Showrunners David Benioff and D.B. Weiss have suggested it in the past, but HBO programming chief Casey Bloys has now locked in it as fact. During the recent HBO TCA executive session, Bloys confirmed that there are only two seasons of the television phenomenon left, and Benioff and Weiss are the ones behind the decision.
“I think David Benioff and D.B. have a very specific plan about the number of seasons they want to do. If I could get them to do more, I would take 10 seasons, but we want to take their lead with what they can do and what the best version of the show is,” Bloys said, echoing the sentiments the showrunners had expressed earlier this year.

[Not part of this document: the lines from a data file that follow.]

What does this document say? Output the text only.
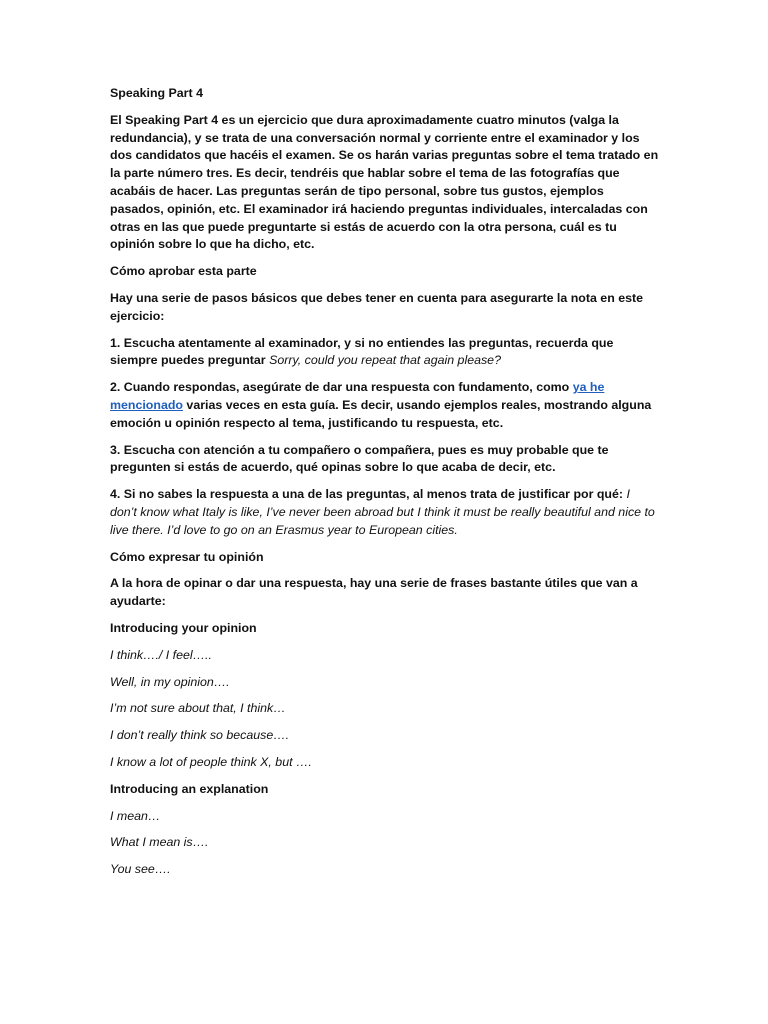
Speaking Part 4

El Speaking Part 4 es un ejercicio que dura aproximadamente cuatro minutos (valga la redundancia), y se trata de una conversación normal y corriente entre el examinador y los dos candidatos que hacéis el examen. Se os harán varias preguntas sobre el tema tratado en la parte número tres. Es decir, tendréis que hablar sobre el tema de las fotografías que acabáis de hacer. Las preguntas serán de tipo personal, sobre tus gustos, ejemplos pasados, opinión, etc. El examinador irá haciendo preguntas individuales, intercaladas con otras en las que puede preguntarte si estás de acuerdo con la otra persona, cuál es tu opinión sobre lo que ha dicho, etc.

Cómo aprobar esta parte

Hay una serie de pasos básicos que debes tener en cuenta para asegurarte la nota en este ejercicio:

1. Escucha atentamente al examinador, y si no entiendes las preguntas, recuerda que siempre puedes preguntar Sorry, could you repeat that again please?

2. Cuando respondas, asegúrate de dar una respuesta con fundamento, como ya he mencionado varias veces en esta guía. Es decir, usando ejemplos reales, mostrando alguna emoción u opinión respecto al tema, justificando tu respuesta, etc.

3. Escucha con atención a tu compañero o compañera, pues es muy probable que te pregunten si estás de acuerdo, qué opinas sobre lo que acaba de decir, etc.

4. Si no sabes la respuesta a una de las preguntas, al menos trata de justificar por qué: I don’t know what Italy is like, I’ve never been abroad but I think it must be really beautiful and nice to live there. I’d love to go on an Erasmus year to European cities.

Cómo expresar tu opinión

A la hora de opinar o dar una respuesta, hay una serie de frases bastante útiles que van a ayudarte:

Introducing your opinion

I think…./ I feel…..

Well, in my opinion….

I’m not sure about that, I think…

I don’t really think so because….

I know a lot of people think X, but ….

Introducing an explanation

I mean…

What I mean is….

You see….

Talking about the decision to make the next two seasons shorter (a factor Bloys confirmed by announcing that season 7 will indeed consist of 7 episodes), Benioff had the following to say in an interview that took place around a month ago:
“We wanted it to be one giant story, without padding it out to add an extra 10 hours, or because people are still watching it. We wanted to do something where, if people watched it end to end, it would make sense as one continuous story.”
There’s no official word on just how many episodes the final season will hold, although the 13-episode count suggested for the final two seasons points at six.
Game of Thrones spinoff
The TCA session also brought confirmation that a spinoff is indeed being considered.
“We’ve talked about it,” Bloys said.
“It’s something I’m not opposed to, but it has to make sense creatively. I’m open to it. The guys aren’t opposed to it, but there’s no concrete plans.”
With Game of Thrones being the massive success that it is, you can imagine that HBO is searching other avenues from which to expand on the brand. Don’t hold us to it, but you can certainly expect some kind of spinoff to eventuate.
Game of Thrones‘ seventh season is expected to start in June 2017, a few months later than the usual April kickoff. The delay comes down to production needing colder, more gloomy weather to film in. After all, winter is here.